In the GLP-compliant OECD guideline 422 study, groups of 10 rats/sex/dose were treated with the test item in corn oil at dose levels of 0 (vehicle controls), 75, 250 and 750 mg/kg bw/day 2 weeks before mating, during mating and during gestation and lactation until PND 14-16 (females that delivered), for a minimum of 28 days (males) or 42 -56 days (females). Adverse effects on the liver (hypertrophy/hyperplasia of the bile ducts, peribiliary inflammatory cell infiltrates and focal coagulative necrosis (minimal in one male)) were observed starting from the dose level of 250 mg/kg bw/day and increased in severity and incidence at 750 mg/kg bw/day. At 750 mg/kg bw/day they were accompanied by changes in clinical chemistry (higher ALAT and ASAT activities, higher bile acids and bilirubin levels, statistically significant in males) and statistically significantly increased absolute and relative liver weights in both sexes. Coagulative necrosis was observed starting in 4 males at 750 mg/kg bw/day (up to moderate) and at 750 mg/kg bw/day in 2 females (up to slight). Furthermore, peribiliary fibrosis was observed at 750 mg/kg bw/day in all 5 males (up to moderate) and all 5 females (up to slight). Starting from 250 mg/kg bw/day increased incidence and severity of hematopoiesis in the spleen was observed in males, which correlated with higher spleen weights and haematological changes including lower blood cell counts, haemoglobin and haematocrit and higher reticulocyte counts at 750 mg/kg bw/day. However, these changes were considered non-adverse based on the absence of inflammatory, degenerative or proliferative lesions. Nevertheless, these effects are considered to be relevant for risk assessment purposes.
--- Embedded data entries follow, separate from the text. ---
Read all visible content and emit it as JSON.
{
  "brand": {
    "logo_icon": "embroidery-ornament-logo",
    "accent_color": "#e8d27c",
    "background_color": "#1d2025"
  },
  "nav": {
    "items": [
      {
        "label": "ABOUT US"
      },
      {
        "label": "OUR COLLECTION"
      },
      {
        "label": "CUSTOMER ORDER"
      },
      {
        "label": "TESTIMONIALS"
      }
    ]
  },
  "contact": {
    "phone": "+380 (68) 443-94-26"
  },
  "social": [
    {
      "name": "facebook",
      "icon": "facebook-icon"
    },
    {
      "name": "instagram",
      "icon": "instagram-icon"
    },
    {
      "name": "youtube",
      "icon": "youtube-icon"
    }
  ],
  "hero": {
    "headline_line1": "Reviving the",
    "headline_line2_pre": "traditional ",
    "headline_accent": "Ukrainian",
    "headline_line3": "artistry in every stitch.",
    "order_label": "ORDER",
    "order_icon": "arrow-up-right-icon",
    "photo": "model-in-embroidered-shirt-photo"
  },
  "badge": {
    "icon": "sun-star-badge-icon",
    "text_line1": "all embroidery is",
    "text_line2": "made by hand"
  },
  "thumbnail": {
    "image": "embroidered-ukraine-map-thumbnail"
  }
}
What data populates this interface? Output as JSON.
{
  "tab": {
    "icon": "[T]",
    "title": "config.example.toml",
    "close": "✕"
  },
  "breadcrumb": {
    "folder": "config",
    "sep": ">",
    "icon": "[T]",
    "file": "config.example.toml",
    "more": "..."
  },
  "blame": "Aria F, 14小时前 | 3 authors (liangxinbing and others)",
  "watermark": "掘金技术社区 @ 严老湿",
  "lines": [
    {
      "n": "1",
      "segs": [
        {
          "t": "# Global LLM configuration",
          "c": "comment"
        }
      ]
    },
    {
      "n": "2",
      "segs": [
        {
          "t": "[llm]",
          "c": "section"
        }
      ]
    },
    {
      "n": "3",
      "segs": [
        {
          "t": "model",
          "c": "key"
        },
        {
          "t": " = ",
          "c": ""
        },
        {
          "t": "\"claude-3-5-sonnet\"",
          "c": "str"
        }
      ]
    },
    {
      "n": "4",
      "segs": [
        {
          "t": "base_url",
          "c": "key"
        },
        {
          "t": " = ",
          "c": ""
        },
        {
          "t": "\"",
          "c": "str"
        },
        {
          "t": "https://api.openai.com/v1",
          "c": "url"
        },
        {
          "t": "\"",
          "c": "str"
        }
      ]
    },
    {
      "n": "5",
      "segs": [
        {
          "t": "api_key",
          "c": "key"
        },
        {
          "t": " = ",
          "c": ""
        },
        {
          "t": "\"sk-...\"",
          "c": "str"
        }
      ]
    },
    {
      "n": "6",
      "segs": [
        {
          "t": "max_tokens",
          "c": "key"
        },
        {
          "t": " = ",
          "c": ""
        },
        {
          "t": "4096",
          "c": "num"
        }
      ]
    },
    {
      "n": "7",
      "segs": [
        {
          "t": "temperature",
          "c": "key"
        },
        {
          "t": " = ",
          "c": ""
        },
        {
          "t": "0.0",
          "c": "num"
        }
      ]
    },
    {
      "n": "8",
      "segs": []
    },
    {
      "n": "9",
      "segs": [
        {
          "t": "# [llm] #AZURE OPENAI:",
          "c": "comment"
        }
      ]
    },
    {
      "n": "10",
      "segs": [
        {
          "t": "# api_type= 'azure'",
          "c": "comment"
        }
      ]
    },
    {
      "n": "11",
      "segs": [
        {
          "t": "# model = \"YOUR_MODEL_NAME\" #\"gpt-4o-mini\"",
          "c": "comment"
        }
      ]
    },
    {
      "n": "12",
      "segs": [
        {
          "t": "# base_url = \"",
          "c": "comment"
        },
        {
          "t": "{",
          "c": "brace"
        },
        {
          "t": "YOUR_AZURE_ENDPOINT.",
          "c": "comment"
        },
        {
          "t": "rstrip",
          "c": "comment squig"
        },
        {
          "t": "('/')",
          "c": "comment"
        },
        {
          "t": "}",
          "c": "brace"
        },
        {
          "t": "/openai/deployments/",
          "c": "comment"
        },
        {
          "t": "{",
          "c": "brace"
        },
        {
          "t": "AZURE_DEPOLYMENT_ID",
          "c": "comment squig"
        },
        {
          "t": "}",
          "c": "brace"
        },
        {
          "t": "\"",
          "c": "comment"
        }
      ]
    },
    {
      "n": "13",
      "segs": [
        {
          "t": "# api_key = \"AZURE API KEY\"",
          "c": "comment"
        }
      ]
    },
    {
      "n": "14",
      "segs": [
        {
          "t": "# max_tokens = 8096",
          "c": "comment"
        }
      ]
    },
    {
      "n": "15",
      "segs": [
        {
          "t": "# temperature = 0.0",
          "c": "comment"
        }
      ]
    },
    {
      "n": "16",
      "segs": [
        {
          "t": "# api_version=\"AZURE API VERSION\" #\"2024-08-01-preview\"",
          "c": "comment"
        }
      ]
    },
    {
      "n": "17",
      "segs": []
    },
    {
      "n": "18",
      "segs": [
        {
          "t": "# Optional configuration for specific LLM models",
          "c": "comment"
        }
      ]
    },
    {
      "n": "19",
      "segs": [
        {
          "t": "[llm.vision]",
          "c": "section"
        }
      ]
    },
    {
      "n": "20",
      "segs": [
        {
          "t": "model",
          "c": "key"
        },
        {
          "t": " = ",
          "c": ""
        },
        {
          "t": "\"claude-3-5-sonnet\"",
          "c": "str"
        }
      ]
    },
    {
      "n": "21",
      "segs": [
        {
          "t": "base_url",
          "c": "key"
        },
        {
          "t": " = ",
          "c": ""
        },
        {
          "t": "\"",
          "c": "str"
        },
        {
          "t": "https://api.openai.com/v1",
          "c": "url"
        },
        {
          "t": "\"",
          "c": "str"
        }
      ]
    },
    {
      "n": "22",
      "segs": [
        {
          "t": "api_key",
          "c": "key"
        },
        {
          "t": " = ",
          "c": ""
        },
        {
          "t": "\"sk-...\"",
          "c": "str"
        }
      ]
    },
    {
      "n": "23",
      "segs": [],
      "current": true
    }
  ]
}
At 750 mg/kg bw/day urothelium hyperplasia was observed at increased incidence and severity in all selected males and females up to slight degree. Although the hyperplasia was in general diffuse and without cellular atypia, based on the proliferative character this finding was regarded as adverse.

Based on the observed effects, the NOAEL for general parental toxicity was set at 75 mg/kg bw/day.